Among other things, the Roskovskis' defense team argued the warrants allegedly pulled in records related to purchases made by their children and digital information that contained correspondence protected by attorney-client privilege.

“We seek suppression of any evidence seized pursuant to these overbroad portions of the warrants,” the attorneys wrote. “We also, however, ask the court to invalidate the warrants in their entireties.”

In all, the couple is charged with mail fraud, conspiracy to commit mail fraud, money laundering, conspiracy to commit money laundering, false statements in a loan application, conspiracy to defraud the United States and filing false tax returns.

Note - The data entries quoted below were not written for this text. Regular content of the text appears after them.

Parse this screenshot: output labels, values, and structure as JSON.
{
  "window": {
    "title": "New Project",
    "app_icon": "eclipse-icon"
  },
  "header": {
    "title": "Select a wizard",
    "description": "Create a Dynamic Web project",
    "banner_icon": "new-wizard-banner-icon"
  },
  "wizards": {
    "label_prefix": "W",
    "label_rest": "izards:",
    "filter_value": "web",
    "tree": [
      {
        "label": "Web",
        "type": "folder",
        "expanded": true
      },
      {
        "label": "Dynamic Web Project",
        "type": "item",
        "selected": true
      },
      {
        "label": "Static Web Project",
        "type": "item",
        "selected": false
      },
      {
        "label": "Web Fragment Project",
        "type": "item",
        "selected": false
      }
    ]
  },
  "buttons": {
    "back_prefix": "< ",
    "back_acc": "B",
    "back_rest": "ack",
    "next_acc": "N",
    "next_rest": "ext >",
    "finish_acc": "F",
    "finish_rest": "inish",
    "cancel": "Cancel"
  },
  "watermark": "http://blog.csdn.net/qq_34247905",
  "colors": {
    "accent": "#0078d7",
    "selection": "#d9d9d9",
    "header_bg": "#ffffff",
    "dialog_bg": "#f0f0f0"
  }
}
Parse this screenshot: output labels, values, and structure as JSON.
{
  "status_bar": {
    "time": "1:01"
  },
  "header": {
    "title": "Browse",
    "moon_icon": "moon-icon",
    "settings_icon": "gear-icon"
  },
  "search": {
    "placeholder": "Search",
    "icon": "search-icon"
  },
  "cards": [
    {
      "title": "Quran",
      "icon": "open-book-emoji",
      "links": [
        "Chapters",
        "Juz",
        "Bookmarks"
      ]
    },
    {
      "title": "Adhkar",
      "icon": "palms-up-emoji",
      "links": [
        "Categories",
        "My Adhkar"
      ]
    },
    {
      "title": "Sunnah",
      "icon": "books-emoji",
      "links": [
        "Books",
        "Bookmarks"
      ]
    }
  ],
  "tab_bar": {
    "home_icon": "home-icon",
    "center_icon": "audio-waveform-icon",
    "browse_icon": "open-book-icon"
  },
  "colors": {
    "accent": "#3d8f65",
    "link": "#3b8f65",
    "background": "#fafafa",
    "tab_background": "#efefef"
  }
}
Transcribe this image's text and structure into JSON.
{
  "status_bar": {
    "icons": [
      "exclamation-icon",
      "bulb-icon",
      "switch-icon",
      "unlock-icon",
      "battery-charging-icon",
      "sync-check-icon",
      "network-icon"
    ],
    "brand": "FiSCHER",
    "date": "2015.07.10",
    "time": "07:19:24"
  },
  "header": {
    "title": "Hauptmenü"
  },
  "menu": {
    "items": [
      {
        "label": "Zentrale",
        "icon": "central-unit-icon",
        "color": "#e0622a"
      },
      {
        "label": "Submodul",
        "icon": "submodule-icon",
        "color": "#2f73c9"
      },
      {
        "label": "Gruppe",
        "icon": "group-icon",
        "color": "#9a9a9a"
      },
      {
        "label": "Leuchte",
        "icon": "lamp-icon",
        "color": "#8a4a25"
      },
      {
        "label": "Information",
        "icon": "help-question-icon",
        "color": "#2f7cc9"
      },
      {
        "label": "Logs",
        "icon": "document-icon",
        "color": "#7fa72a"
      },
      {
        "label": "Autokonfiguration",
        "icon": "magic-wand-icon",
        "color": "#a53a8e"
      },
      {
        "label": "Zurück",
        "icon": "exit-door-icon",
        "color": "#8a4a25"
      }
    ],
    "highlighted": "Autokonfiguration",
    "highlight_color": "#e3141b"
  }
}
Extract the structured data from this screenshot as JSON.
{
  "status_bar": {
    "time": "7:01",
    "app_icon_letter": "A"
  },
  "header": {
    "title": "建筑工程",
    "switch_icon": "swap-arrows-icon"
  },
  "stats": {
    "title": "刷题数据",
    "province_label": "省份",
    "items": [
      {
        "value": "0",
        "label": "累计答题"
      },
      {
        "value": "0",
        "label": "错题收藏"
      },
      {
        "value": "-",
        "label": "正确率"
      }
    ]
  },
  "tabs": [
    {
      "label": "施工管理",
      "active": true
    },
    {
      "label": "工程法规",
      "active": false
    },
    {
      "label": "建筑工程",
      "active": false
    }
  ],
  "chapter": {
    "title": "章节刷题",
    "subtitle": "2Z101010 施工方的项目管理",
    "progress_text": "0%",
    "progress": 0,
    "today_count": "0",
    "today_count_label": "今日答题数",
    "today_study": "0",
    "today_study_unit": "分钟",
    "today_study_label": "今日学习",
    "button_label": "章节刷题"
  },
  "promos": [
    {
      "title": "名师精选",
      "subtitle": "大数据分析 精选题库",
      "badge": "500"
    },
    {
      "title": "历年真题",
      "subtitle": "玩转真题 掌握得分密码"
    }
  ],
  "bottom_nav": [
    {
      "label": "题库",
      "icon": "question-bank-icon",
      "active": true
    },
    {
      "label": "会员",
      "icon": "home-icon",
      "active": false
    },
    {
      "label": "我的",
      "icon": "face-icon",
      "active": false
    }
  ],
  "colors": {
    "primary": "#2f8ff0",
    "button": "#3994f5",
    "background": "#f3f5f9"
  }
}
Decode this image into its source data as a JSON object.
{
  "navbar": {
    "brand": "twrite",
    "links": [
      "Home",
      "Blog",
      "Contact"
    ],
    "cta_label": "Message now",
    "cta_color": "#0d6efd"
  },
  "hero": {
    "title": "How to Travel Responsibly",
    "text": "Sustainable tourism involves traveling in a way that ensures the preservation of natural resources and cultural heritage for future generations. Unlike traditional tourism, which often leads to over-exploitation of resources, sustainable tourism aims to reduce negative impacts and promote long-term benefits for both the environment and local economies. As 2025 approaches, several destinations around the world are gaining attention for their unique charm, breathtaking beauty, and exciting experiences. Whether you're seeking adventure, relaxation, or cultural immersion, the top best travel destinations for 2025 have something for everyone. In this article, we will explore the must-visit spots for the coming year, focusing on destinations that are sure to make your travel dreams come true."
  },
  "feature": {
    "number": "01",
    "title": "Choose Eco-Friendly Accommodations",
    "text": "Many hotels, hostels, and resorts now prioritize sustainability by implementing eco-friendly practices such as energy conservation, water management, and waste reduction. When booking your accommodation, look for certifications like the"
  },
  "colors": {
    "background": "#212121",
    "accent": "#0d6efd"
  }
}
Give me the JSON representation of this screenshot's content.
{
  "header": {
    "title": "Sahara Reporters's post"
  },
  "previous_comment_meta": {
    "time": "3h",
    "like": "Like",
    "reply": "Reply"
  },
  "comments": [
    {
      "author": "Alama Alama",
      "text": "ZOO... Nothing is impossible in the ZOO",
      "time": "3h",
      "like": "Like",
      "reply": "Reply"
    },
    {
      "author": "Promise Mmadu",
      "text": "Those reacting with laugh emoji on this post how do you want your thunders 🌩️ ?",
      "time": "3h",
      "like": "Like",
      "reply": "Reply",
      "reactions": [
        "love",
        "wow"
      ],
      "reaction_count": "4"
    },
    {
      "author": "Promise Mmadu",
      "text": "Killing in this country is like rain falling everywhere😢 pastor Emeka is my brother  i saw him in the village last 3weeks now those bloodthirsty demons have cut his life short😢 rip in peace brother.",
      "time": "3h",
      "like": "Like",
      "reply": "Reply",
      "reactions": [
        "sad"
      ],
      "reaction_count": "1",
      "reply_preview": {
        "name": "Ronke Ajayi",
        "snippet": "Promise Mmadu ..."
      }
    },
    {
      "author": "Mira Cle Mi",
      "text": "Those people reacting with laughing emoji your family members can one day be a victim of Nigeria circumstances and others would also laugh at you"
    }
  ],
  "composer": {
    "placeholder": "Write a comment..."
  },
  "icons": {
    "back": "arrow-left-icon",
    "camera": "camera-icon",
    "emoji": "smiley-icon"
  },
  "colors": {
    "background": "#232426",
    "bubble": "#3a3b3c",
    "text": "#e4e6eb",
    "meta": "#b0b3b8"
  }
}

Stephanie Roskovski is also charged with embezzlement from a health care benefit program.

In response to the motions, Assistant U.S. Attorney Carolyn Bloch alleges that Stephanie Roskovski embezzled funds from Butler Health System in 2011 or earlier and argues that the search warrants were “sufficiently particular” and “were flush with probable cause to seize the items listed.”

Bloch laid out the expansive nature of the alleged crimes as the reason for the warrants.

“The proceeds of the fraud were used for the personal benefit of the defendants and their children, and it pervaded everything in their lives,” Bloch wrote.

The prosecutor further argued the allegedly illegally obtained money was used for “vacations to birthday party expenses, limousine transportation, expensive rock concerts, gifts and other personal goods; daily expenses, such as food and gasoline, and the purchase and operation of the defendants' motocross business.”

A judge assigned to the case has yet to make a decision on the defense team's request, and the matter will likely undergo several hearings before a decision is made.